An additional problem is that much jatropha is toxic, due to phorbol esters (PE) that can cause vomiting and diarrhoea. They can also cause tumours. There is, however, some hope for finding suitable genetic stock. “In some rural communities of southern Mexico, jatropha plants occur whose seeds are consumed by indigenous people, have a high nutritional value and do not or contain or contain low PE levels…,” said the authors in their paper. “This edible ‘genotype’ is considered to have been domesticated and proliferated through vegetative propagation by ancient indigenous people, probably the Mayans. Recent ethnobotanical research by Valdés-Rodríquez et al. (2013), however, suggests that non-toxic jatropha originates from the northern part of Veracruz state and surrounding areas (north of the historical Mayan territory), from where it was spread across Veracruz, adjacent southern Mexican states and the Yucatan Peninsula by the expanding influence of Totonac culture (from 1600 BC onwards).”
If the assumed source of jatropha was wrong, then could there be more genetic variation waiting to be found in Mexico? To find out, Vandepitte and colleagues went on a two-year quest in Mexico, starting in Veracruz and heading south, to find out more about the variability of jatropha.
“Trees were typically retrieved in natural areas, along rural paths and in the orchards of native Mexicans or their descendants, where they were cultivated together with other native or naturalized plants,” said the authors. “Toxic plants were also frequently used as a live fence. Non-toxic trees were particularly abundant in the state of Veracruz, where older informants (85–90 years old) stated that their great-great-grandparents used jatropha seeds as food, reportedly at least over the last 300 years.”

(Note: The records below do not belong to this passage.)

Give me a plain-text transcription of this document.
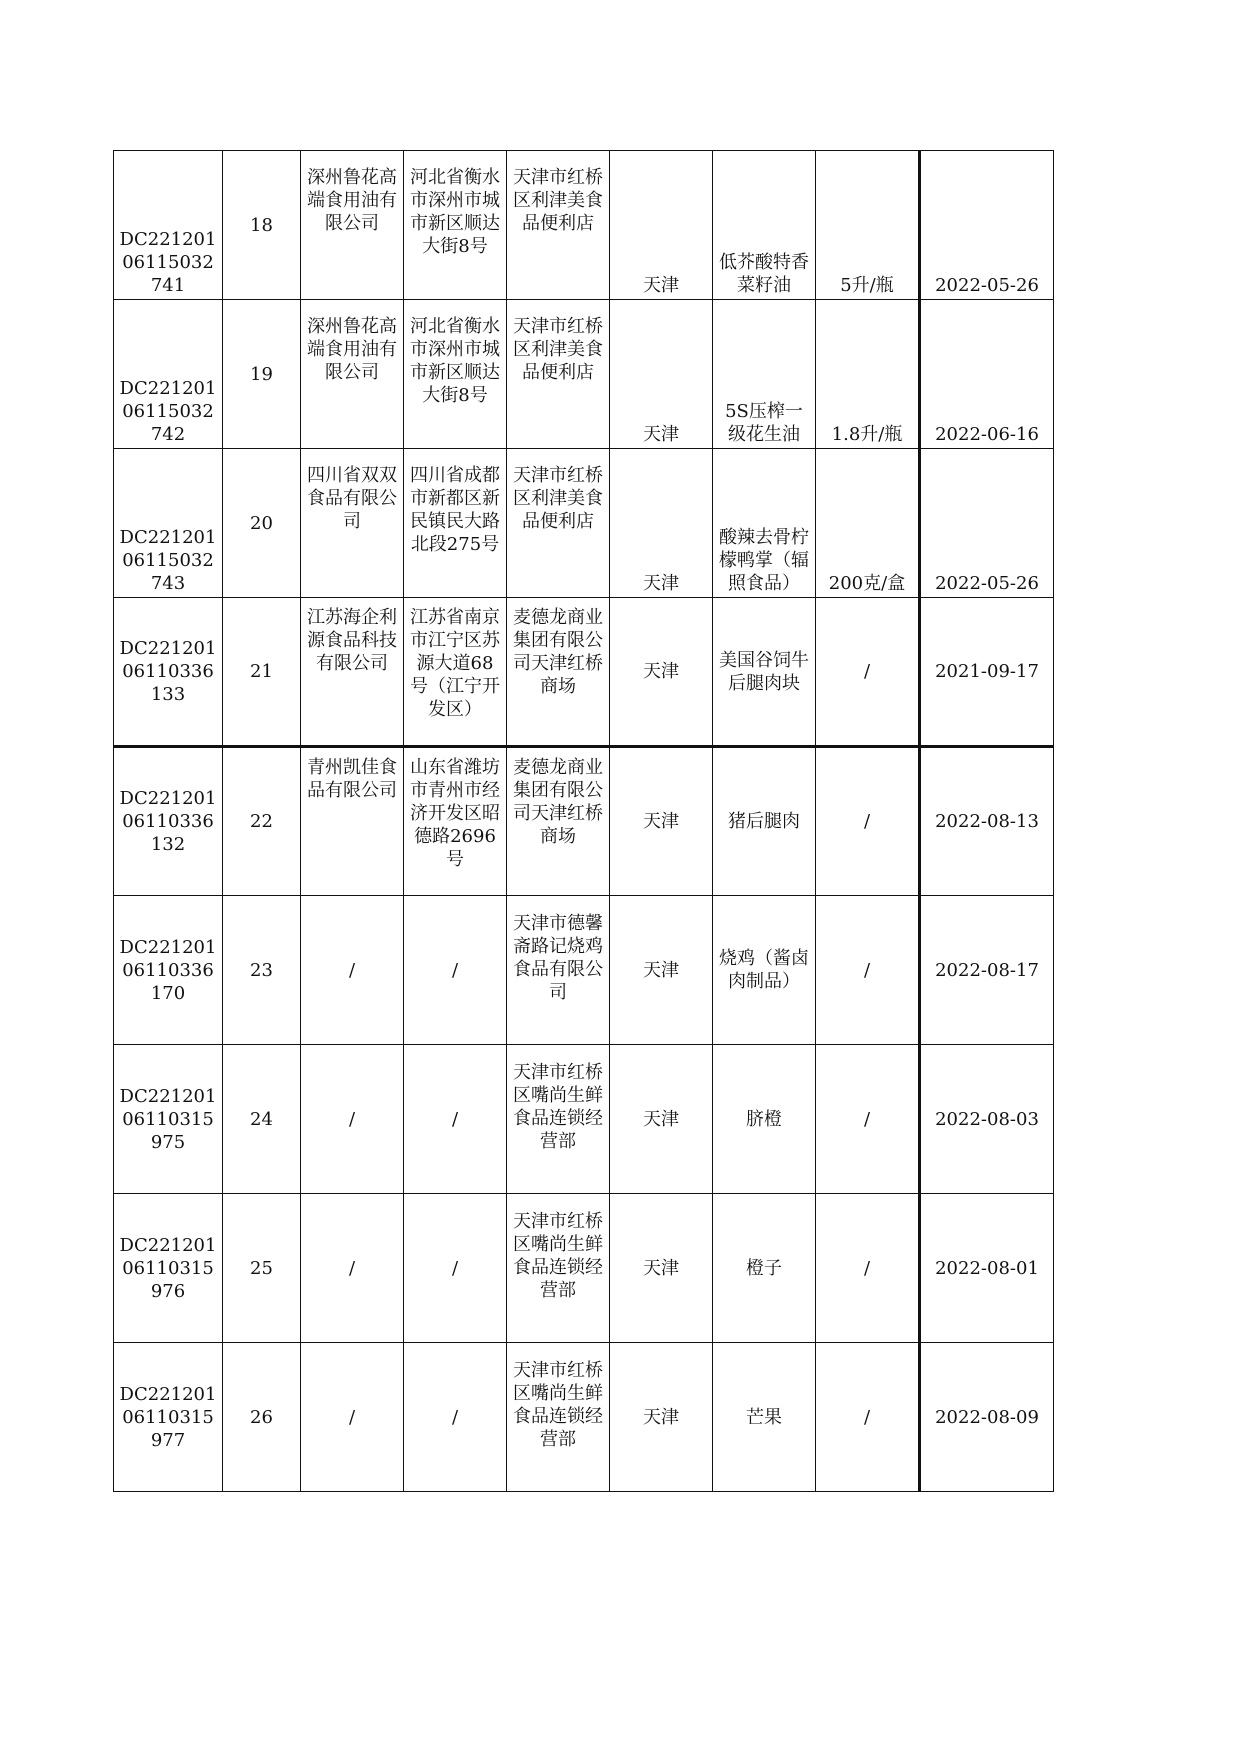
DC22120106115032741	18	深州鲁花高端食用油有限公司	河北省衡水市深州市城市新区顺达大街8号	天津市红桥区利津美食品便利店	天津	低芥酸特香菜籽油	5升/瓶	2022-05-26
DC22120106115032742	19	深州鲁花高端食用油有限公司	河北省衡水市深州市城市新区顺达大街8号	天津市红桥区利津美食品便利店	天津	5S压榨一级花生油	1.8升/瓶	2022-06-16
DC22120106115032743	20	四川省双双食品有限公司	四川省成都市新都区新民镇民大路北段275号	天津市红桥区利津美食品便利店	天津	酸辣去骨柠檬鸭掌（辐照食品）	200克/盒	2022-05-26
DC22120106110336133	21	江苏海企利源食品科技有限公司	江苏省南京市江宁区苏源大道68号（江宁开发区）	麦德龙商业集团有限公司天津红桥商场	天津	美国谷饲牛后腿肉块	/	2021-09-17
DC22120106110336132	22	青州凯佳食品有限公司	山东省潍坊市青州市经济开发区昭德路2696号	麦德龙商业集团有限公司天津红桥商场	天津	猪后腿肉	/	2022-08-13
DC22120106110336170	23	/	/	天津市德馨斋路记烧鸡食品有限公司	天津	烧鸡（酱卤肉制品）	/	2022-08-17
DC22120106110315975	24	/	/	天津市红桥区嘴尚生鲜食品连锁经营部	天津	脐橙	/	2022-08-03
DC22120106110315976	25	/	/	天津市红桥区嘴尚生鲜食品连锁经营部	天津	橙子	/	2022-08-01
DC22120106110315977	26	/	/	天津市红桥区嘴尚生鲜食品连锁经营部	天津	芒果	/	2022-08-09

The team found both unexpectedly high SNP (genetic) diversity in edible jatropha in Veracruz. There were also a lot more edible jatropha plants there. While the results were unexpected, they also help corroborate other studies say the authors. “These findings are in line with available ethno-botanical data and plant distribution patterns. In northern Veracruz, non-toxic trees are far more prevalent than in other regions, as recently demonstrated by PE analysis. In this area, jatropha seeds are also (still) used to prepare traditional meals by local Native Mexicans of Totonac and Huastecan descent, whereas outside northern Veracruz non-toxic jatropha is typically cultivated by immigrants with a Totonac background.”
The genetic variation in this non-toxic jatropha could bring in traits enabling jatropha to become a more efficient and more sustainable source of biofuel. But this does depend on that wild variation been accessible, say Vandepitte and colleagues. “As the persistence of non-toxic jatropha is currently at risk due to replacement by foreign toxic cultivars, and the increasing abandonment of indigenous cuisine by Native Mexicans…, conservation actions are urgently needed to prevent the loss of potentially valuable non-toxic genotypes. Efforts should concentrate on the high diversity present in northern Veracruz, from where extant non-toxic jatropha was probably dispersed to other regions within and outside Mexico.”
“More generally, this work underpins the value of conservation genomic research on the indigenous (wild) germplasm of economically important plant species (cf. crop wild relatives or CWRs). It was estimated that about 30 % of of the increase in crop yields in the late 20th century could be attributed to the use of CWRs in plant breeding programmes. Furthermore, considering climate change and the mounting human population, the importance of conserving the wild gene pool of crop species will only increase.”